Thursday, February 11, 2010

A Naive Question

Could a restraining order have prevented a stalker from killing Alissa Blanton? A restraining order is an interesting legal document. It is not a bullet-proof-vest.

Someone intent on murder, is hardly going to be put off by the fact they would be violating a court order. (Are you saying they don't know murder is illegal?)

All you have to do is look through my list of Domestic Violence posts to see that restraining orders rarely restrain anyone intent on violence. In fact, they can actually have the effect of triggering violence (as the author of this piece admits).
Sometimes, the very act of filing for an injunction can put a victim at more risk. Experts I talked to said they’ve seen cases in which stalkers have become more violent or aggressive after being informed that their victims are trying to get a restraining order.
Domestic violence is about control, and the act of getting a court order is about breaking that control, which can send the abuser over the edge.

Women (anyone) who thinks they need a restraining or protection order from the courts, also needs a plan for their personal safety. Of course, employers generally do their utmost to ensure their employees are disarmed (helpless) when they are arriving at or leaving work. They are disarmed just when they are at a known location on a known schedule. (Do we expect them to supply security?)

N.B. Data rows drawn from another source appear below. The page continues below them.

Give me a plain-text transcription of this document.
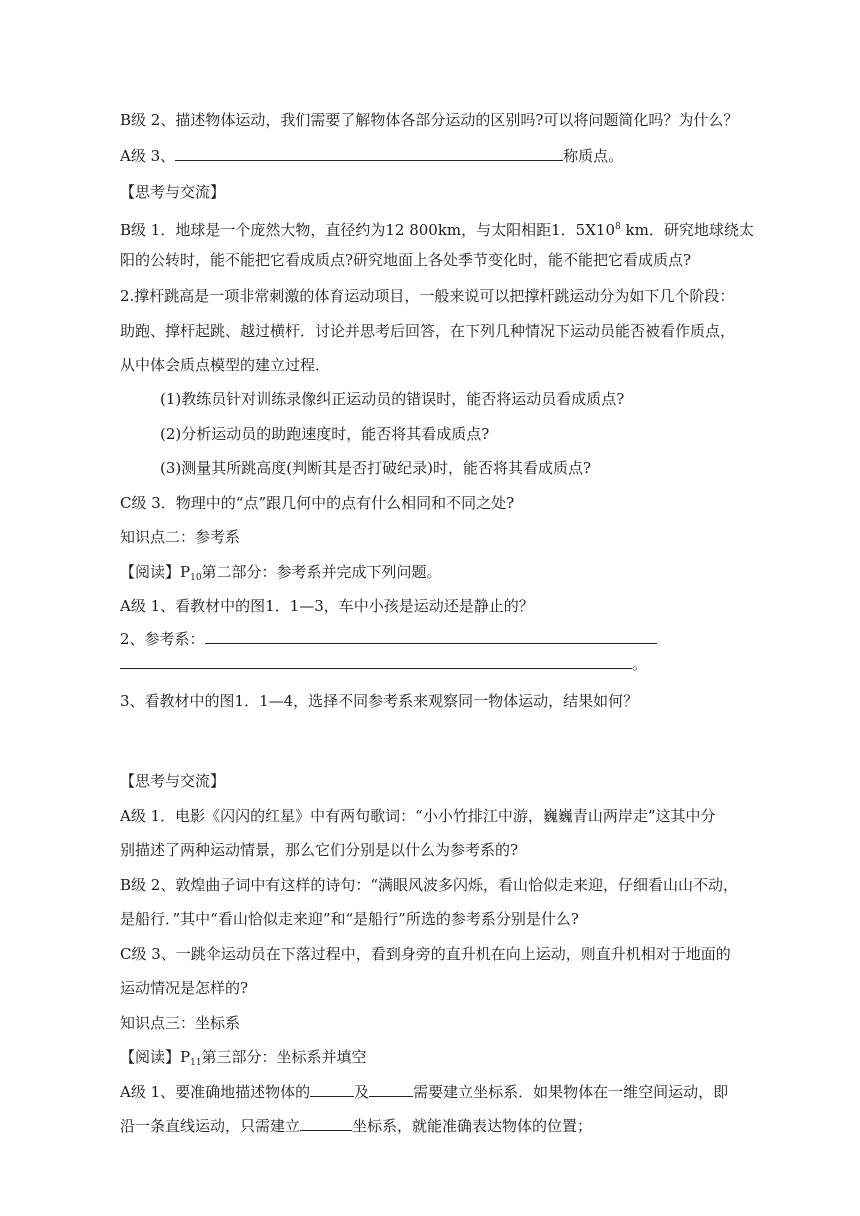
B级 2、描述物体运动，我们需要了解物体各部分运动的区别吗?可以将问题简化吗？为什么？
A级 3、	称质点。
【思考与交流】
B级 1．地球是一个庞然大物，直径约为12 800km，与太阳相距1．$5X10^8$ km．研究地球绕太
阳的公转时，能不能把它看成质点?研究地面上各处季节变化时，能不能把它看成质点?
2.撑杆跳高是一项非常刺激的体育运动项目，一般来说可以把撑杆跳运动分为如下几个阶段：
助跑、撑杆起跳、越过横杆．讨论并思考后回答，在下列几种情况下运动员能否被看作质点，
从中体会质点模型的建立过程．
(1)教练员针对训练录像纠正运动员的错误时，能否将运动员看成质点?
(2)分析运动员的助跑速度时，能否将其看成质点?
(3)测量其所跳高度(判断其是否打破纪录)时，能否将其看成质点?
C级 3．物理中的“点”跟几何中的点有什么相同和不同之处?
知识点二：参考系
【阅读】$P_{10}$第二部分：参考系并完成下列问题。
A级 1、看教材中的图1．1—3，车中小孩是运动还是静止的？
2、参考系：
。
3、看教材中的图1．1—4，选择不同参考系来观察同一物体运动，结果如何？
【思考与交流】
A级 1．电影《闪闪的红星》中有两句歌词：“小小竹排江中游，巍巍青山两岸走”这其中分
别描述了两种运动情景，那么它们分别是以什么为参考系的?
B级 2、敦煌曲子词中有这样的诗句：“满眼风波多闪烁，看山恰似走来迎，仔细看山山不动，
是船行．”其中“看山恰似走来迎”和“是船行”所选的参考系分别是什么?
C级 3、一跳伞运动员在下落过程中，看到身旁的直升机在向上运动，则直升机相对于地面的
运动情况是怎样的?
知识点三：坐标系
【阅读】$P_{11}$第三部分：坐标系并填空
A级 1、要准确地描述物体的	及	需要建立坐标系．如果物体在一维空间运动，即
沿一条直线运动，只需建立	坐标系，就能准确表达物体的位置；
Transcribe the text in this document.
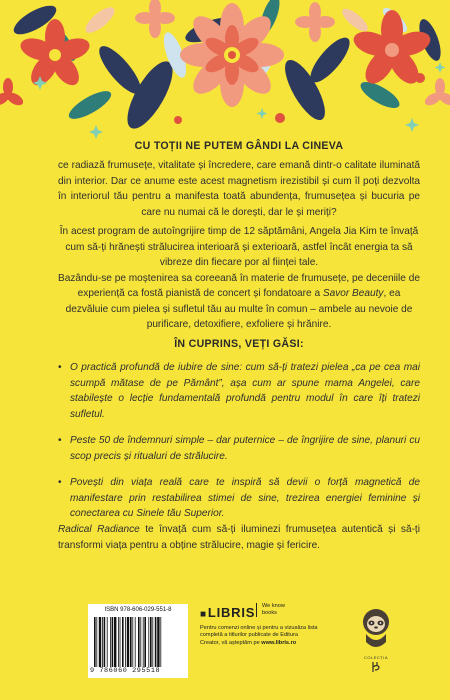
CU TOȚII NE PUTEM GÂNDI LA CINEVA

ce radiază frumusețe, vitalitate și încredere, care emană dintr-o calitate iluminată din interior. Dar ce anume este acest magnetism irezistibil și cum îl poți dezvolta în interiorul tău pentru a manifesta toată abundența, frumusețea și bucuria pe care nu numai că le dorești, dar le și meriți?

În acest program de autoîngrijire timp de 12 săptămâni, Angela Jia Kim te învață cum să-ți hrănești strălucirea interioară și exterioară, astfel încât energia ta să vibreze din fiecare por al ființei tale.

Bazându-se pe moștenirea sa coreeană în materie de frumusețe, pe deceniile de experiență ca fostă pianistă de concert și fondatoare a Savor Beauty, ea dezvăluie cum pielea și sufletul tău au multe în comun – ambele au nevoie de purificare, detoxifiere, exfoliere și hrănire.

ÎN CUPRINS, VEȚI GĂSI:
• O practică profundă de iubire de sine: cum să-ți tratezi pielea „ca pe cea mai scumpă mătase de pe Pământ”, așa cum ar spune mama Angelei, care stabilește o lecție fundamentală profundă pentru modul în care îți tratezi sufletul.
• Peste 50 de îndemnuri simple – dar puternice – de îngrijire de sine, planuri cu scop precis și ritualuri de strălucire.
• Povești din viața reală care te inspiră să devii o forță magnetică de manifestare prin restabilirea stimei de sine, trezirea energiei feminine și conectarea cu Sinele tău Superior.

Radical Radiance te învață cum să-ți iluminezi frumusețea autentică și să-ți transformi viața pentru a obține strălucire, magie și fericire.

ISBN 978-606-029-551-8
9 786060 295518
■LIBRIS	We know books
Pentru comenzi online și pentru a vizualiza lista completă a titlurilor publicate de Editura Creator, vă așteptăm pe www.libris.ro
COLECȚIA
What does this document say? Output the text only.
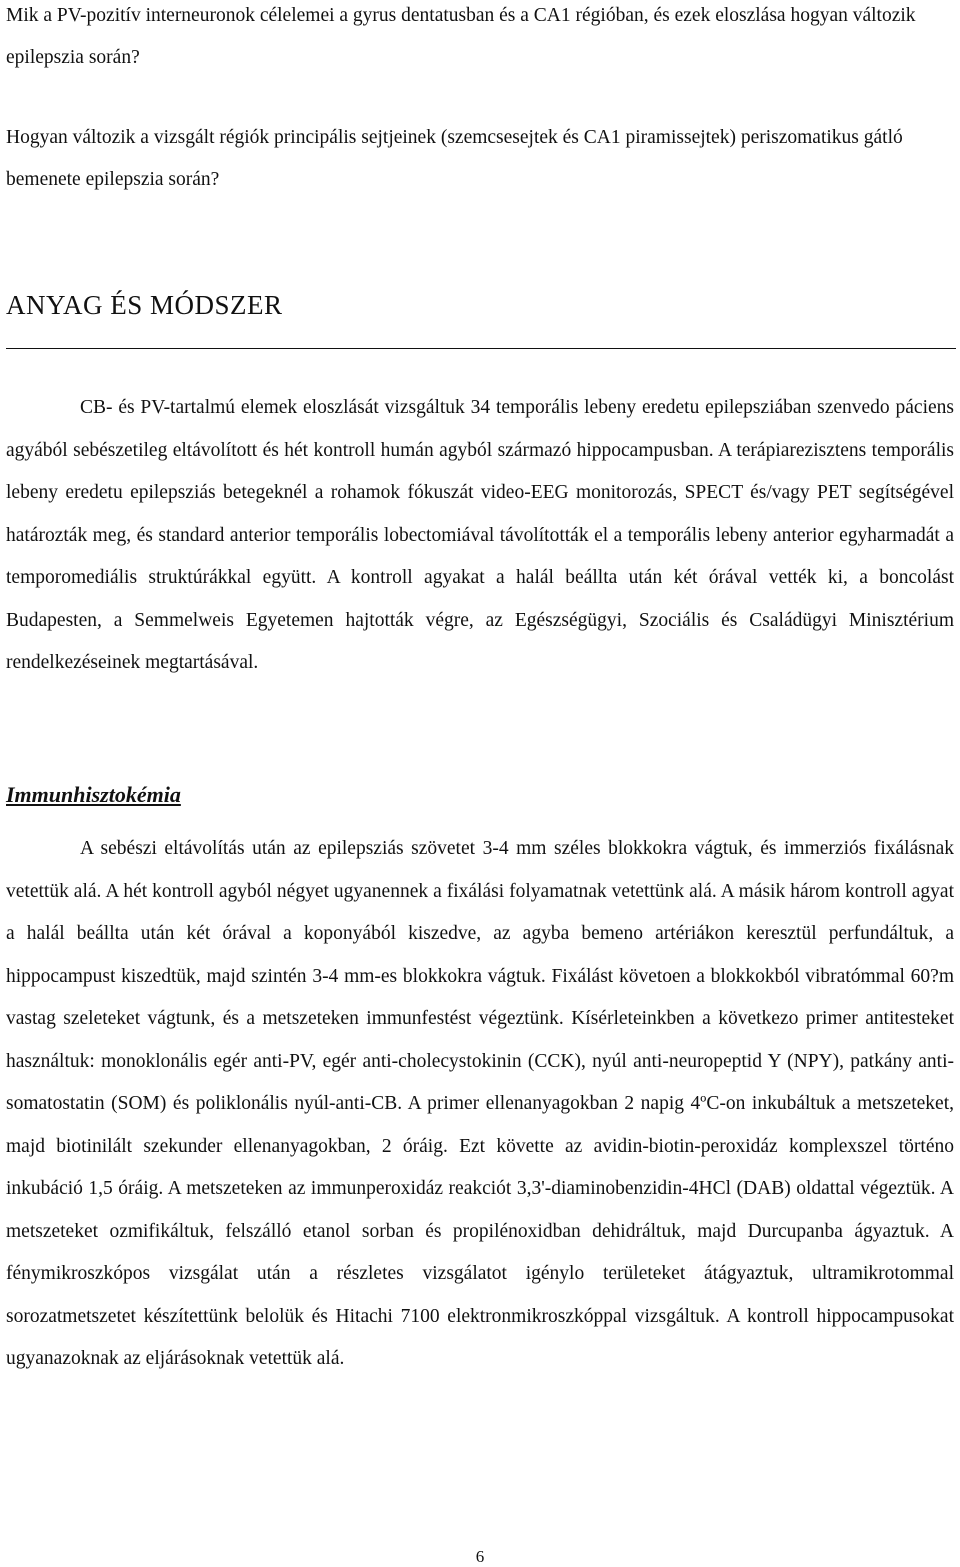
Mik a PV-pozitív interneuronok célelemei a gyrus dentatusban és a CA1 régióban, és ezek eloszlása hogyan változik epilepszia során?

Hogyan változik a vizsgált régiók principális sejtjeinek (szemcsesejtek és CA1 piramissejtek) periszomatikus gátló bemenete epilepszia során?

ANYAG ÉS MÓDSZER

CB- és PV-tartalmú elemek eloszlását vizsgáltuk 34 temporális lebeny eredetu epilepsziában szenvedo páciens agyából sebészetileg eltávolított és hét kontroll humán agyból származó hippocampusban. A terápiarezisztens temporális lebeny eredetu epilepsziás betegeknél a rohamok fókuszát video-EEG monitorozás, SPECT és/vagy PET segítségével határozták meg, és standard anterior temporális lobectomiával távolították el a temporális lebeny anterior egyharmadát a temporomediális struktúrákkal együtt. A kontroll agyakat a halál beállta után két órával vették ki, a boncolást Budapesten, a Semmelweis Egyetemen hajtották végre, az Egészségügyi, Szociális és Családügyi Minisztérium rendelkezéseinek megtartásával.

Immunhisztokémia

A sebészi eltávolítás után az epilepsziás szövetet 3-4 mm széles blokkokra vágtuk, és immerziós fixálásnak vetettük alá. A hét kontroll agyból négyet ugyanennek a fixálási folyamatnak vetettünk alá. A másik három kontroll agyat a halál beállta után két órával a koponyából kiszedve, az agyba bemeno artériákon keresztül perfundáltuk, a hippocampust kiszedtük, majd szintén 3-4 mm-es blokkokra vágtuk. Fixálást követoen a blokkokból vibratómmal 60?m vastag szeleteket vágtunk, és a metszeteken immunfestést végeztünk. Kísérleteinkben a következo primer antitesteket használtuk: monoklonális egér anti-PV, egér anti-cholecystokinin (CCK), nyúl anti-neuropeptid Y (NPY), patkány anti-somatostatin (SOM) és poliklonális nyúl-anti-CB. A primer ellenanyagokban 2 napig 4ºC-on inkubáltuk a metszeteket, majd biotinilált szekunder ellenanyagokban, 2 óráig. Ezt követte az avidin-biotin-peroxidáz komplexszel történo inkubáció 1,5 óráig. A metszeteken az immunperoxidáz reakciót 3,3'-diaminobenzidin-4HCl (DAB) oldattal végeztük. A metszeteket ozmifikáltuk, felszálló etanol sorban és propilénoxidban dehidráltuk, majd Durcupanba ágyaztuk. A fénymikroszkópos vizsgálat után a részletes vizsgálatot igénylo területeket átágyaztuk, ultramikrotommal sorozatmetszetet készítettünk belolük és Hitachi 7100 elektronmikroszkóppal vizsgáltuk. A kontroll hippocampusokat ugyanazoknak az eljárásoknak vetettük alá.

6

That is what happened in this case; the stalker killed his victim when she was in the parking garage of her workplace.

A restraining order is an interesting legal document, but awareness and lethal force are more likely to keep you safe.

2 comments:

Zendo Deb said...

Is 82 percent effective good enough to bet your life on?

BobG said...

What is interesting to me is that the sort of person that the restraining order is made to restrain (abusive and violent) is usually the same sort of person upon whom a restraining order is a wasted action. People who obey restraining orders are usually law-abiding enough that it really isn't needed.